Der Verkehr von morgen

Eine Senkung der Treibhausgasemissionen des Verkehrs um über 80 Prozent bis 2050 ist möglich – das zeigt ein Konzept der Umweltverbände WWF, BUND, Germanwatch, NABU und VCD, das vom Öko-Institut wissenschaftlich begleitet wurde. Kern des Verbändekonzepts „Klimafreundlicher Verkehr in Deutschland“ ist ein Klimaschutzszenario, das die Ideen der Verbände umfasst, wie die Ziele eines nachhaltigen Verkehrssystems erreicht werden können. Das Szenario sieht ein umfangreiches Bündel an Strategien und Maßnahmen vor, darunter die Verlagerung und Vermeidung von Verkehr sowie die Steigerung der Effizienz aller Verkehrsträger. Teil des Maßnahmenbündels sind zudem die Einführung von alternativen Antrieben und der Einsatz von treibhausgasarmen Kraftstoffen. Das Verbändekonzept befasst sich auch mit politischen Maßnahmen, die Ideen zur Minderung des Personenverkehrs fördern sowie auf europäischer Ebene die CO2-Grenzwerte von Pkw und Lkw verschärfen.

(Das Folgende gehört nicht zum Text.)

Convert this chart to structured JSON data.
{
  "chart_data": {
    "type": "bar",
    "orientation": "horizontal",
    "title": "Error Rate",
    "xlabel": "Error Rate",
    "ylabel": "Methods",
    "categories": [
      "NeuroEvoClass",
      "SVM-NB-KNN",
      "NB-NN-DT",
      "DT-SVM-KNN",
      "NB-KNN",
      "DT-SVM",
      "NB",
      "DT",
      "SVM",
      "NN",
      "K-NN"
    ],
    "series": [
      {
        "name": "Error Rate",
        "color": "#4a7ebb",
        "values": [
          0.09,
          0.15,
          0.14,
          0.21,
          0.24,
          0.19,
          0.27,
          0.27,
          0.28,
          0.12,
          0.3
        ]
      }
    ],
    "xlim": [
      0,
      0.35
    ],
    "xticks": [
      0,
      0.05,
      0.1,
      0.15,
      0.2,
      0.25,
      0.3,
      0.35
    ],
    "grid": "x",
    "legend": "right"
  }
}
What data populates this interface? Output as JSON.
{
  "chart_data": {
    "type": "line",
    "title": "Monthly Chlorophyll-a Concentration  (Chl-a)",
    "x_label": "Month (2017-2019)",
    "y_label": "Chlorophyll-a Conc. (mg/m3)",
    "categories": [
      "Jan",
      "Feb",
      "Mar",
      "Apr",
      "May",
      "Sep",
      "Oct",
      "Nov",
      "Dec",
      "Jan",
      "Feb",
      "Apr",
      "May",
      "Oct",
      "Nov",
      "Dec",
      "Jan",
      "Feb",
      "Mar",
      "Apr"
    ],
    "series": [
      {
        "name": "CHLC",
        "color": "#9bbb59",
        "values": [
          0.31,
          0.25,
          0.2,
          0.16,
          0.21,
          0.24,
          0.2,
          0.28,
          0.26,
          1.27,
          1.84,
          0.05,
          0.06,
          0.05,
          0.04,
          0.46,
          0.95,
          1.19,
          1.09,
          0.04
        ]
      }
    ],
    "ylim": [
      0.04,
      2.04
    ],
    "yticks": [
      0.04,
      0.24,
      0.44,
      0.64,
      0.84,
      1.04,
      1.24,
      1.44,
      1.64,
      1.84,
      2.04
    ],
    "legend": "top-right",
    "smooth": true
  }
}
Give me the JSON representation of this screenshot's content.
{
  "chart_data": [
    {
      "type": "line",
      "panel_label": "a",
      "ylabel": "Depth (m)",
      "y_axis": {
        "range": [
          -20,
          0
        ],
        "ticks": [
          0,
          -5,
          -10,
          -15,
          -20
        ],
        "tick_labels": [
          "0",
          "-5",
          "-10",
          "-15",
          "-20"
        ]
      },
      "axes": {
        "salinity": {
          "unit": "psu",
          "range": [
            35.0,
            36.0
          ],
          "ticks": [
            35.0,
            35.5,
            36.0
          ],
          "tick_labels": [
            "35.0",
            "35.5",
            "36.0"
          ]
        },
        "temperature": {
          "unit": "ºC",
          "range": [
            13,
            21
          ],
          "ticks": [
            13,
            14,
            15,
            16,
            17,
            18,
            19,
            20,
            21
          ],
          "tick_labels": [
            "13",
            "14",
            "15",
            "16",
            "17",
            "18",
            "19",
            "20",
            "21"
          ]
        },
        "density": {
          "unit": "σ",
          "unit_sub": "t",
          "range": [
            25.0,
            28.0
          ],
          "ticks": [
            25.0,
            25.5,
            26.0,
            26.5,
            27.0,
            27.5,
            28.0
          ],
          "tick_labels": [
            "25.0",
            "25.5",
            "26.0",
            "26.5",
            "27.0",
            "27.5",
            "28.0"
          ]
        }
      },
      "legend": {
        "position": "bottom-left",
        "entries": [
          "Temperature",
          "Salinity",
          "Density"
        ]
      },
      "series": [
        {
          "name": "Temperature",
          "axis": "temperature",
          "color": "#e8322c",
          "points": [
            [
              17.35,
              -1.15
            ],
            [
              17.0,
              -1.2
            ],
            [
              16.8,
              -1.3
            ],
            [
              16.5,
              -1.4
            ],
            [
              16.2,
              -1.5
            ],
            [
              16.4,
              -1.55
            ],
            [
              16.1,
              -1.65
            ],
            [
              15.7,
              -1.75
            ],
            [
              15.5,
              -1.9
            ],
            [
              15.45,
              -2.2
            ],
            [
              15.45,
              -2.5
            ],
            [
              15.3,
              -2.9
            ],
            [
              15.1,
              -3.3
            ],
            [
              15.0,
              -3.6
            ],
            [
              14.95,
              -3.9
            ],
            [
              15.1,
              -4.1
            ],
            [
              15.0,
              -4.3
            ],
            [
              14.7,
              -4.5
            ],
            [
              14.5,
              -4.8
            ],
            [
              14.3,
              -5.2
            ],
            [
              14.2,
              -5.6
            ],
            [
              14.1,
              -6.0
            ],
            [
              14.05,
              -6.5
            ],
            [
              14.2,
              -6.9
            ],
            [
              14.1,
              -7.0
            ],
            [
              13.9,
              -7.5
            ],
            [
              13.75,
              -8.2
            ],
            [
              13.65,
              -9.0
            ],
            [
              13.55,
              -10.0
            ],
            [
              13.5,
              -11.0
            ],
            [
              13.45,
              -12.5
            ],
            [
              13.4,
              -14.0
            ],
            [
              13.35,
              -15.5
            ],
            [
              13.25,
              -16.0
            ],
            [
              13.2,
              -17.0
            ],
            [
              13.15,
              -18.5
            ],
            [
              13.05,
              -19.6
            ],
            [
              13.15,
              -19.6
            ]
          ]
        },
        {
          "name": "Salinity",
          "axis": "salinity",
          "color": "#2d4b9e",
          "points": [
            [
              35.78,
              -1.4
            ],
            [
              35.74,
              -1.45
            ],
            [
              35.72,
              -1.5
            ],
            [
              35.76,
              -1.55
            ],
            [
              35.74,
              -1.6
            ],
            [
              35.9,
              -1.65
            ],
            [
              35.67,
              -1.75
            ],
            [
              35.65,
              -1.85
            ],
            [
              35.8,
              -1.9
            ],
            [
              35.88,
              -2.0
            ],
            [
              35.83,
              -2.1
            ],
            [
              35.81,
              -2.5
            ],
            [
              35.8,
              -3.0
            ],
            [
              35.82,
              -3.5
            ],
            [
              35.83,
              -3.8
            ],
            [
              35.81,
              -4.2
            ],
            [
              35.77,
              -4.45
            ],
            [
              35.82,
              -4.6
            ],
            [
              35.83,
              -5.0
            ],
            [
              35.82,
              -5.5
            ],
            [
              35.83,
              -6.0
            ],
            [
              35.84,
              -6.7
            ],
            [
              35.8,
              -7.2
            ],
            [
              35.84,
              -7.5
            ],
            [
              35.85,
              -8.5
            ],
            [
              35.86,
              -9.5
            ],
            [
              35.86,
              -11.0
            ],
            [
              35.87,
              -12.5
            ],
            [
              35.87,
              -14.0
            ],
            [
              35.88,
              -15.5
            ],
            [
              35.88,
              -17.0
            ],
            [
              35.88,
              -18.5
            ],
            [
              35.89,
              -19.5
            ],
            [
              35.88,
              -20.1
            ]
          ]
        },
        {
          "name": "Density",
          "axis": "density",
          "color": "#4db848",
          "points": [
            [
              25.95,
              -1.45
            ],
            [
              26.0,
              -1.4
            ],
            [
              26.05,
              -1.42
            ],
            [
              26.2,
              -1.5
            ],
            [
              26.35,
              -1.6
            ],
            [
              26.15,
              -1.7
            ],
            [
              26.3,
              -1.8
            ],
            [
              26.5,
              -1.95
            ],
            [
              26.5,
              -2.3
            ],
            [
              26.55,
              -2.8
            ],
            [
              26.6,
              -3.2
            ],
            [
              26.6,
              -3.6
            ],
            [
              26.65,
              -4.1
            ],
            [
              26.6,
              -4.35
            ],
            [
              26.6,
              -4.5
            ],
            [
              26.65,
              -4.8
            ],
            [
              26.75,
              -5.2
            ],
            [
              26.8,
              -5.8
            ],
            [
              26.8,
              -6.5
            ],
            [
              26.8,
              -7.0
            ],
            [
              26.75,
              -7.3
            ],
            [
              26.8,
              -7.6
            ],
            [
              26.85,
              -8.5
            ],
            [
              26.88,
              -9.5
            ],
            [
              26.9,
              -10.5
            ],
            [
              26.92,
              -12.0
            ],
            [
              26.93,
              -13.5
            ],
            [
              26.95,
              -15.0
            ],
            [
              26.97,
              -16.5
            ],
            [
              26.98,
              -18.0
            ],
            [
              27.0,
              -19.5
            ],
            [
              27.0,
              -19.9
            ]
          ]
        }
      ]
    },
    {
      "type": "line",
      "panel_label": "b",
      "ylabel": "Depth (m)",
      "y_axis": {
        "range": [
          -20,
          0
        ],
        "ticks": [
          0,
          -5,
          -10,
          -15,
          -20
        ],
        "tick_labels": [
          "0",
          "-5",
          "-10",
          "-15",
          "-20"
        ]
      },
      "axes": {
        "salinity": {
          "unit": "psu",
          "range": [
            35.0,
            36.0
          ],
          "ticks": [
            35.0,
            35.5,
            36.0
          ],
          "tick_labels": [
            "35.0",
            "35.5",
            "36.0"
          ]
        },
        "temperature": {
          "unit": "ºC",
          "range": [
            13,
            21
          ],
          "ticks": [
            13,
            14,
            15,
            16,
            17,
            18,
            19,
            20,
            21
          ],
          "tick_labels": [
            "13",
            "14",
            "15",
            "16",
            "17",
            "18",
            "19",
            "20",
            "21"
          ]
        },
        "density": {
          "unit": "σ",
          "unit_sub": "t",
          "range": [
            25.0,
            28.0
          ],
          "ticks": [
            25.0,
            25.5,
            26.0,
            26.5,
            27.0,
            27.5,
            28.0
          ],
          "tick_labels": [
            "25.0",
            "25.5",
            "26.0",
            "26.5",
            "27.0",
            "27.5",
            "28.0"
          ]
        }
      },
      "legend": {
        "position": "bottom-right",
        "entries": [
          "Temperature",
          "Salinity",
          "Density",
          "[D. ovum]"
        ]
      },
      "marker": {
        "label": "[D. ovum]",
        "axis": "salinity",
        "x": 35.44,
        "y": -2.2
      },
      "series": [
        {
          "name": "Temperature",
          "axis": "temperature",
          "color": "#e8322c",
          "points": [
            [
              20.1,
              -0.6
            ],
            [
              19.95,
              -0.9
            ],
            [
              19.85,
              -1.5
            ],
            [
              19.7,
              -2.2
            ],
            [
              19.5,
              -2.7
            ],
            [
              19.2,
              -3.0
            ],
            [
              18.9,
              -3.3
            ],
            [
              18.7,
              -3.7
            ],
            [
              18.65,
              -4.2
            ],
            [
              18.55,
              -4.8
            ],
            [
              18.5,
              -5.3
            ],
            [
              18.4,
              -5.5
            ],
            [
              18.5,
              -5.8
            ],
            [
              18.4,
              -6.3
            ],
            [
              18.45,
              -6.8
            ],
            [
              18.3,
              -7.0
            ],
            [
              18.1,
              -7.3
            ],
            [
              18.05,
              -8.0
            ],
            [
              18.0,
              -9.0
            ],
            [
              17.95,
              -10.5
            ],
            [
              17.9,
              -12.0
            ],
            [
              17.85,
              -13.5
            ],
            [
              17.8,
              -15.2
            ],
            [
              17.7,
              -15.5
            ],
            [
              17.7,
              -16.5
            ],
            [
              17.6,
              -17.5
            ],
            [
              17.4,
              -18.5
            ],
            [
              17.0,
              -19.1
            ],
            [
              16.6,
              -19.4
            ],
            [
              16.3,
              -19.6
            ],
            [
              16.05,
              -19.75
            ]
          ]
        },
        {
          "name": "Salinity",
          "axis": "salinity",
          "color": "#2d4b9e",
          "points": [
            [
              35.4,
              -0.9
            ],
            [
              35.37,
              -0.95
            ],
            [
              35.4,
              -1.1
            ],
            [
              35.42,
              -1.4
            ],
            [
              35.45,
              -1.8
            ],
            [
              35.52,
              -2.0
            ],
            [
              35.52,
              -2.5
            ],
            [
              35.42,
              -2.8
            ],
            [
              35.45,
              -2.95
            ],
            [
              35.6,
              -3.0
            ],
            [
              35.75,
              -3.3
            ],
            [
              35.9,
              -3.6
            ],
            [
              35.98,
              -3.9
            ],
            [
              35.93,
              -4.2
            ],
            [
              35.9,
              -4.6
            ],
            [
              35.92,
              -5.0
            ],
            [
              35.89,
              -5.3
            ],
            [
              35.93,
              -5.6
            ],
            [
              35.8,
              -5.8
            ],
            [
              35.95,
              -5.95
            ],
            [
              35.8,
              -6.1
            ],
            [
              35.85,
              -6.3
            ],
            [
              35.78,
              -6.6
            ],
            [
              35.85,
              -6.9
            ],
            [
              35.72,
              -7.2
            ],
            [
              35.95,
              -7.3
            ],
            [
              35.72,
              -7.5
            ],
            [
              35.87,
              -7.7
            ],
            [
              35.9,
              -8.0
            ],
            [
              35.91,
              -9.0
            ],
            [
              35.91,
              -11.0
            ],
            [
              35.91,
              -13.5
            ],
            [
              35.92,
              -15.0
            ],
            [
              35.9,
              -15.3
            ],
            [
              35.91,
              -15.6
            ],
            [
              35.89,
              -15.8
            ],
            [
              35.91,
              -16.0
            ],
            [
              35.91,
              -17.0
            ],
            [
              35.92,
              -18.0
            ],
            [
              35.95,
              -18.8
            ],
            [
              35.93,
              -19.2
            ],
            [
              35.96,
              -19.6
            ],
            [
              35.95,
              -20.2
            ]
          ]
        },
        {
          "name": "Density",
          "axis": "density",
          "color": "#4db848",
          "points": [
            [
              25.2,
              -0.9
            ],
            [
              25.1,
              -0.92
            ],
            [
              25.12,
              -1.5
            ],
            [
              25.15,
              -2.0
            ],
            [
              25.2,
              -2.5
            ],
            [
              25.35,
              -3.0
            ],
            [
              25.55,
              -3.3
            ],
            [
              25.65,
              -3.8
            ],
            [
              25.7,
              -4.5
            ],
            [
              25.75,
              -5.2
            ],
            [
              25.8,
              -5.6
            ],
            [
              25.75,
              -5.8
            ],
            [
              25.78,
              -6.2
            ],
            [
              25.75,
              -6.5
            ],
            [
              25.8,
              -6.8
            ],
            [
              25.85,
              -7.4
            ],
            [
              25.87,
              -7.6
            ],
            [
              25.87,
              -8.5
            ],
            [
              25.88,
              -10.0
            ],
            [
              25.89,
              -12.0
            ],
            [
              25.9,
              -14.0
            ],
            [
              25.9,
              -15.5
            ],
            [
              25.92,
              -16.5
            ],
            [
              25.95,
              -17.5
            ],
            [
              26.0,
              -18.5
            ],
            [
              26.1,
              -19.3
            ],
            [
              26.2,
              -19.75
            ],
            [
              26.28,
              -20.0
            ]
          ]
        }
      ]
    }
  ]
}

Bis 2050 kann sich der Personenverkehr um 15 Prozent verringern, so das Szenario. Es wird erwartet, dass bis dahin auf flexible Mobilitätsangebote des ÖPNV, auf Fahrräder sowie auf Carsharing-Angebote zurückgegriffen wird. Der Güterverkehr nimmt zunächst weiter zu, geht dann aber etwa auf das heutige Niveau zurück. Ein Verzicht auf fossile Kraftstoffe sowie die Verkehrsverlagerung auf Schiene und Binnenschiffe könnten eine deutliche, langfristige Emissionsminderung bewirken.

Auf Grundlage der skizzierten Maßnahmen berechnete das Öko-Institut eine mögliche Minderung des Endenergiebedarfs im Verkehrssektor um rund 70 Prozent bis 2050 im Vergleich zu 2005. Damit ist eine Senkung der Treibhausgasemissionen um 86 Prozent im Vergleich zu 1990 möglich, so das Verbändekonzept. Voraussetzung ist, dass die Energiewende im Stromsektor konsequent realisiert wird und für den Fahrzeugbetrieb strombasierte Gas- und Flüssigkraftstoffe auf regenerativer Basis genutzt werden. Es braucht jedoch eine weitere Diskussion, so die Experten des Öko-Instituts, ob und wie unter anspruchsvollen Nachhaltigkeitsanforderungen Biokraftstoffe sowie strombasierte Kraftstoffe eingesetzt werden können.